Klik x untuk menutup hasil pencarianCari di situs SABDASpace
Hope
Malam itu, di bawah gelapnya langit malam nyaris tak berbintang, kulantunkan bersama dengan segenap rekan-rekan lagu pengantar kebaktian penghiburan untuk keluarga seorang hamba Tuhan yang telah dipanggil Bapa pulang.
Malam itu, diantara gigitan nyamuk-nyamuk tega, aku berdiri di luar sambil berjereng ria. Pasalnya, seorang teman berdiri tepat di depanku selama kebaktian berlangsung dan berefek domino pada jerengnya mataku karena posisi kondenya yang tepat diantara kedua belah mataku, ditambah lagi ketiadaan tempat untuk berpindah posisi.

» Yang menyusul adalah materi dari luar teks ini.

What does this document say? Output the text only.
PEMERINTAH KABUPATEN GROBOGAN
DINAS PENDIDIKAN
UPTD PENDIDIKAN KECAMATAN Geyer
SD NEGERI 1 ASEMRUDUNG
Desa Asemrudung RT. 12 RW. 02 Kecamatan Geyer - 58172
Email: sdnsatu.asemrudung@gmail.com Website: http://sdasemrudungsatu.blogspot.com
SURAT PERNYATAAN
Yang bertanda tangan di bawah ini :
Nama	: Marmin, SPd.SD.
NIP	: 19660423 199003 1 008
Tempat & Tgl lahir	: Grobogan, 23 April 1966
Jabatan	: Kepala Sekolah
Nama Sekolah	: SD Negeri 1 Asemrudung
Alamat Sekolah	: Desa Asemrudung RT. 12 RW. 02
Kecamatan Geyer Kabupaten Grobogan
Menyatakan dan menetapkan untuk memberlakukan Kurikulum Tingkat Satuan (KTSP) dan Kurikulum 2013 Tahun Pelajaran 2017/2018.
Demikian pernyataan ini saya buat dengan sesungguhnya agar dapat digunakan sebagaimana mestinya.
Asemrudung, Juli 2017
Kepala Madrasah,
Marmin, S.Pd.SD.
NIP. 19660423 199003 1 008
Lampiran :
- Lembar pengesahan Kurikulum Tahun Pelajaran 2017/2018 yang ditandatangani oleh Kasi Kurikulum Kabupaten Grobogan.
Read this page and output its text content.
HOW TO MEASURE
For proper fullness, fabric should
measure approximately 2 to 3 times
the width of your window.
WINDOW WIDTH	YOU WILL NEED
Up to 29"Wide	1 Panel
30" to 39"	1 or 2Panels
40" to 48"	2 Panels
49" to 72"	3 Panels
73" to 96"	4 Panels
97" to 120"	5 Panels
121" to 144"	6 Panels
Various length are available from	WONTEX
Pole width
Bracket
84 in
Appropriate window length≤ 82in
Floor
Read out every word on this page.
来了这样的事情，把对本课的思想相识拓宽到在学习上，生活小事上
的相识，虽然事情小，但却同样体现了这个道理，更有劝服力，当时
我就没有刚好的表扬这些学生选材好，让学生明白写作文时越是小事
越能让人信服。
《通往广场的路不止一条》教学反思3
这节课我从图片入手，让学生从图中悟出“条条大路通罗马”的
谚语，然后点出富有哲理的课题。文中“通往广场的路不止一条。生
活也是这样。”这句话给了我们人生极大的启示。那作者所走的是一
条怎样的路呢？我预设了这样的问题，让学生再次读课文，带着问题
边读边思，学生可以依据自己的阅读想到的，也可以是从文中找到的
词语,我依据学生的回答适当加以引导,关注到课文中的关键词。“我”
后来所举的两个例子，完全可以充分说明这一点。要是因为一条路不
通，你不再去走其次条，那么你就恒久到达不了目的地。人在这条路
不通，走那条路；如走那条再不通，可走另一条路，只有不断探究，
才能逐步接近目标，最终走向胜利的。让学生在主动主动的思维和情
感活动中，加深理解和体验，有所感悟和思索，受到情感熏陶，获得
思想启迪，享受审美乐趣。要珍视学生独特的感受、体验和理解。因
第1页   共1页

Malam itu temanku bertanya, "Kebayang ngga suasananya seperti apa kalo nanti lo mati?", kujawab sambil tersenyum, "Hmm...ngga bakal rame kayak ginilah! Tapi...bukan itu masalahnya. Mati sendirian ngga ada yang tahu juga ngga masalah, yang penting waktu nanti buka mata lagi yang pertama gue liat Tuhan Yesus menyambut gue." "Iya yah, gue juga deh, hehehe," kata temanku yang sejak kukenal dia, termasuk orang yang paling tulus hatinya bersahabat denganku.
Malam itu, saat sementara yang lain menunduk dan menutup mata berdoa, kubuka mataku dan kulayangkan pandanganku ke langit di atas sana. Terngiang-ngiang lagu kesayanganku bernyanyi dan satu kalimat lewat di hadapan mata batinku, "The heart of a martyr..."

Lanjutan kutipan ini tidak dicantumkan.